Читаем Berlin Requiem полностью

Ce mardi 30 novembre est un jour banal. En sortant de sa chambre, vers 10 heures, Rodolphe croise un couple qui est venu prendre les eaux dans un petit établissement thermal non loin de là. À la réception, le facteur vient de déposer le courrier, un employé fait le tri. Une femme de ménage passe un chiffon sur les meubles de style Empire de la salle de restaurant. Une odeur de cire et de térébenthine flotte dans l’air.

— Votre taxi est arrivé, monsieur Meister, lance le réceptionniste.

— Merci.

Ebersteinburg paraît plus calme que d’ordinaire. C’est une journée froide. Il fait beau, mais la météo annonce de la neige pour le soir. Rodolphe sera sans doute parti avant les premiers flocons.

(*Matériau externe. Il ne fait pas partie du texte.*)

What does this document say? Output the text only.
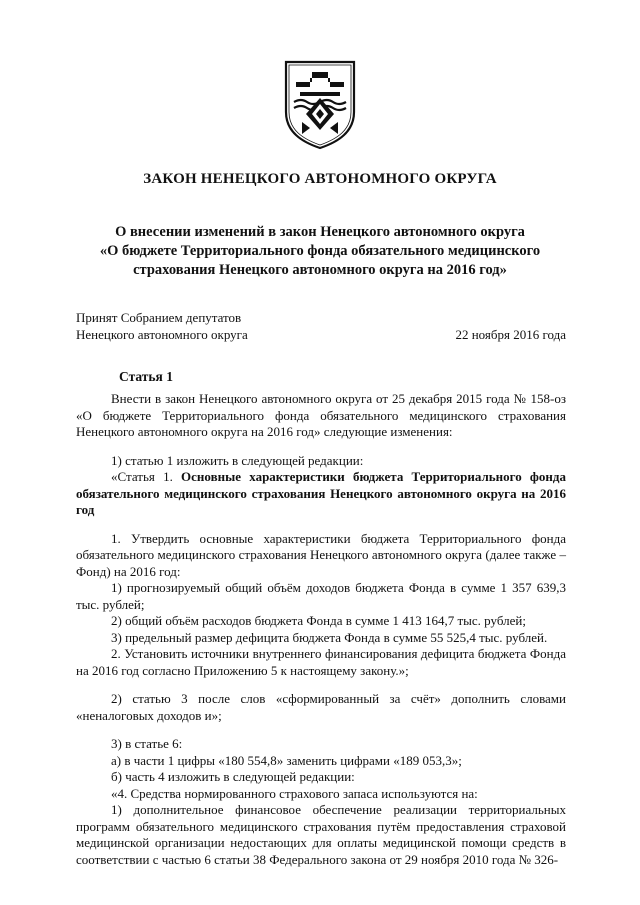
ЗАКОН НЕНЕЦКОГО АВТОНОМНОГО ОКРУГА
О внесении изменений в закон Ненецкого автономного округа
«О бюджете Территориального фонда обязательного медицинского
страхования Ненецкого автономного округа на 2016 год»
Принят Собранием депутатов
Ненецкого автономного округа	22 ноября 2016 года
Статья 1

Внести в закон Ненецкого автономного округа от 25 декабря 2015 года № 158-оз «О бюджете Территориального фонда обязательного медицинского страхования Ненецкого автономного округа на 2016 год» следующие изменения:

1) статью 1 изложить в следующей редакции:

«Статья 1. Основные характеристики бюджета Территориального фонда обязательного медицинского страхования Ненецкого автономного округа на 2016 год

1. Утвердить основные характеристики бюджета Территориального фонда обязательного медицинского страхования Ненецкого автономного округа (далее также – Фонд) на 2016 год:

1) прогнозируемый общий объём доходов бюджета Фонда в сумме 1 357 639,3 тыс. рублей;

2) общий объём расходов бюджета Фонда в сумме 1 413 164,7 тыс. рублей;

3) предельный размер дефицита бюджета Фонда в сумме 55 525,4 тыс. рублей.

2. Установить источники внутреннего финансирования дефицита бюджета Фонда на 2016 год согласно Приложению 5 к настоящему закону.»;

2) статью 3 после слов «сформированный за счёт» дополнить словами «неналоговых доходов и»;

3) в статье 6:

а) в части 1 цифры «180 554,8» заменить цифрами «189 053,3»;

б) часть 4 изложить в следующей редакции:

«4. Средства нормированного страхового запаса используются на:

1) дополнительное финансовое обеспечение реализации территориальных программ обязательного медицинского страхования путём предоставления страховой медицинской организации недостающих для оплаты медицинской помощи средств в соответствии с частью 6 статьи 38 Федерального закона от 29 ноября 2010 года № 326-
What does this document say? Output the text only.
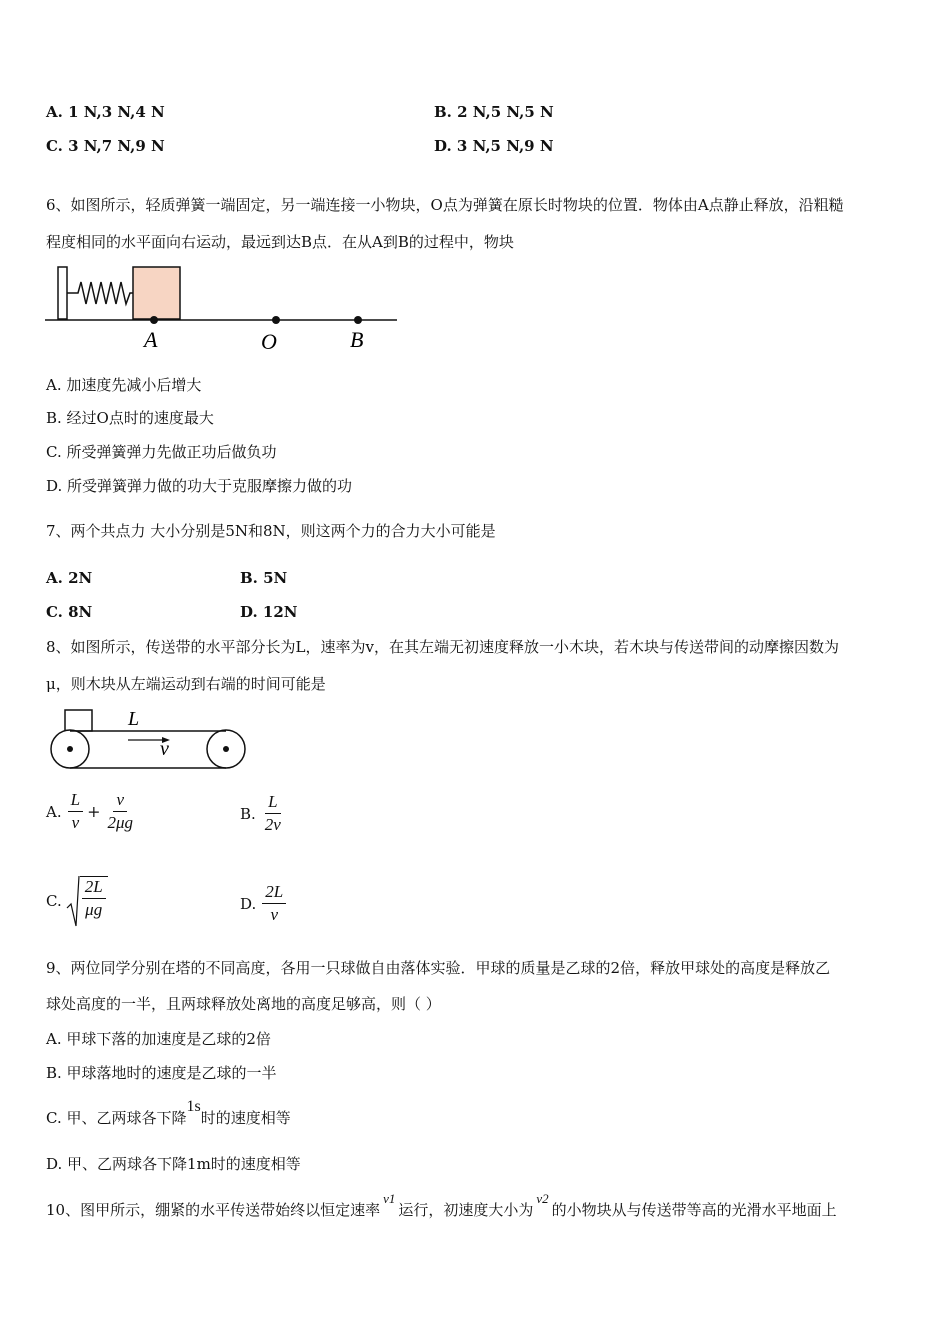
A. 1 N,3 N,4 N	B. 2 N,5 N,5 N
C. 3 N,7 N,9 N	D. 3 N,5 N,9 N
6、如图所示，轻质弹簧一端固定，另一端连接一小物块，O点为弹簧在原长时物块的位置．物体由A点静止释放，沿粗糙
程度相同的水平面向右运动，最远到达B点．在从A到B的过程中，物块
A	O	B
A. 加速度先减小后增大
B. 经过O点时的速度最大
C. 所受弹簧弹力先做正功后做负功
D. 所受弹簧弹力做的功大于克服摩擦力做的功
7、两个共点力 大小分别是5N和8N，则这两个力的合力大小可能是
A. 2N	B. 5N
C. 8N	D. 12N
8、如图所示，传送带的水平部分长为L，速率为v，在其左端无初速度释放一小木块，若木块与传送带间的动摩擦因数为
μ，则木块从左端运动到右端的时间可能是
L
v
A. $\frac{L}{v} + \frac{v}{2\mu g}$	B. $\frac{L}{2v}$
C. $\frac{2L}{\mu g}$	D. $\frac{2L}{v}$
9、两位同学分别在塔的不同高度，各用一只球做自由落体实验．甲球的质量是乙球的2倍，释放甲球处的高度是释放乙
球处高度的一半，且两球释放处离地的高度足够高，则（ ）
A. 甲球下落的加速度是乙球的2倍
B. 甲球落地时的速度是乙球的一半
C. 甲、乙两球各下降1s时的速度相等
D. 甲、乙两球各下降1m时的速度相等
10、图甲所示，绷紧的水平传送带始终以恒定速率v1运行，初速度大小为v2的小物块从与传送带等高的光滑水平地面上
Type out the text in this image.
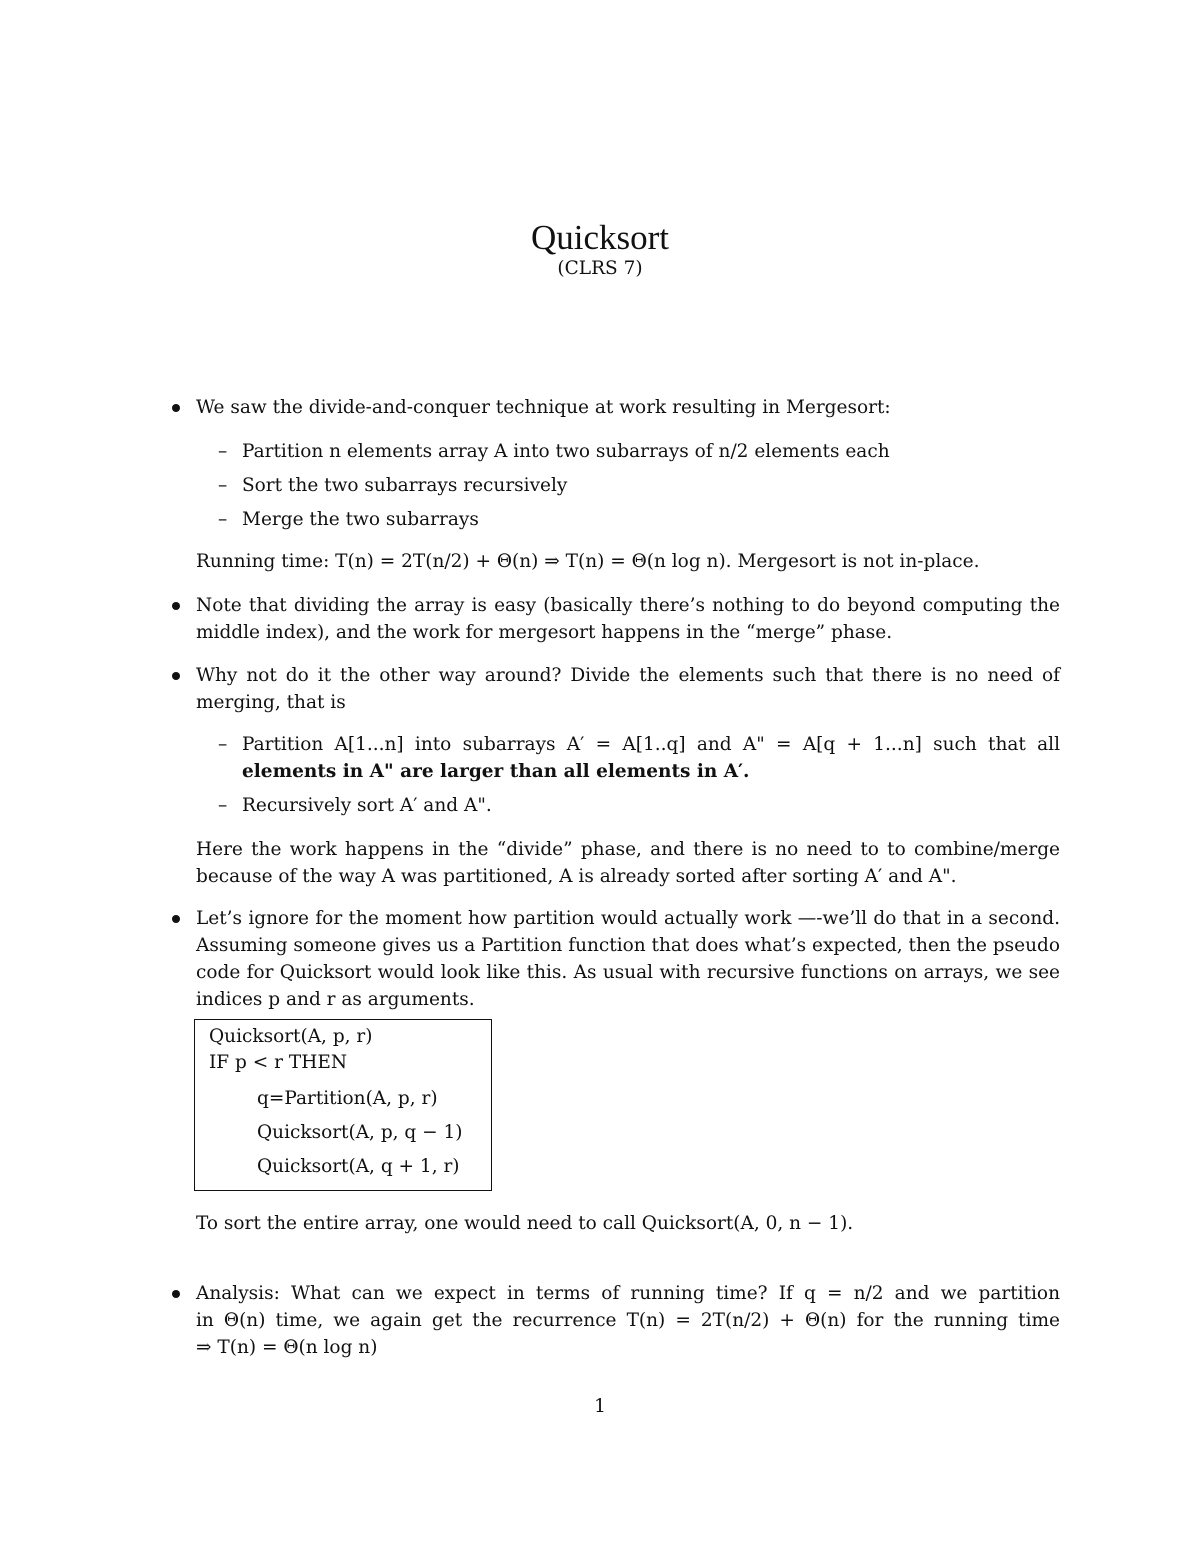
Quicksort
(CLRS 7)
We saw the divide-and-conquer technique at work resulting in Mergesort:
– Partition n elements array A into two subarrays of n/2 elements each
– Sort the two subarrays recursively
– Merge the two subarrays
Running time: T(n) = 2T(n/2) + Θ(n) ⇒ T(n) = Θ(n log n). Mergesort is not in-place.
Note that dividing the array is easy (basically there’s nothing to do beyond computing the
middle index), and the work for mergesort happens in the “merge” phase.
Why not do it the other way around? Divide the elements such that there is no need of
merging, that is
– Partition A[1...n] into subarrays A′ = A[1..q] and A" = A[q + 1...n] such that all
elements in A" are larger than all elements in A′.
– Recursively sort A′ and A".
Here the work happens in the “divide” phase, and there is no need to to combine/merge
because of the way A was partitioned, A is already sorted after sorting A′ and A".
Let’s ignore for the moment how partition would actually work —-we’ll do that in a second.
Assuming someone gives us a Partition function that does what’s expected, then the pseudo
code for Quicksort would look like this. As usual with recursive functions on arrays, we see
indices p and r as arguments.
Quicksort(A, p, r)
IF p < r THEN
q=Partition(A, p, r)
Quicksort(A, p, q − 1)
Quicksort(A, q + 1, r)
To sort the entire array, one would need to call Quicksort(A, 0, n − 1).
Analysis: What can we expect in terms of running time? If q = n/2 and we partition
in Θ(n) time, we again get the recurrence T(n) = 2T(n/2) + Θ(n) for the running time
⇒ T(n) = Θ(n log n)
1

Le soleil d’hiver a des reflets pâles sur la grande façade de la clinique du docteur von Löwenstein. La chambre 8 est à l’extrémité du bâtiment, sur la droite. Les rideaux sont tirés. Rodolphe s’arrête un instant, il a refusé que le taxi remonte l’allée et le laisse devant le perron. Comme chaque jour, il veut faire les derniers mètres qui le séparent de Furtwängler à pied. Un peu comme un rituel qu’on s’impose pour donner plus de sérénité à des événements que l’on sait importants et uniques.

Au milieu de la montée, il s’arrête. Un écureuil, la queue en panache, vient de traverser l’allée avant de grimper follement vers le sommet d’un grand sapin. Une image lui revient. Il est petit garçon, dans le parc de Tiergarten. Eva l’attend un peu plus loin. Il marche en fixant ses pieds et en se racontant une aventure de chevalier qu’il a oubliée depuis. Au sol, il aperçoit un étrange caillou, un galet de silex comme il en existe une infinité sur les chemins, mais celui-ci est particulier : il a la forme exacte d’un cœur. Rodolphe le ramasse, le frotte contre sa manche pour le faire briller et court vers Eva.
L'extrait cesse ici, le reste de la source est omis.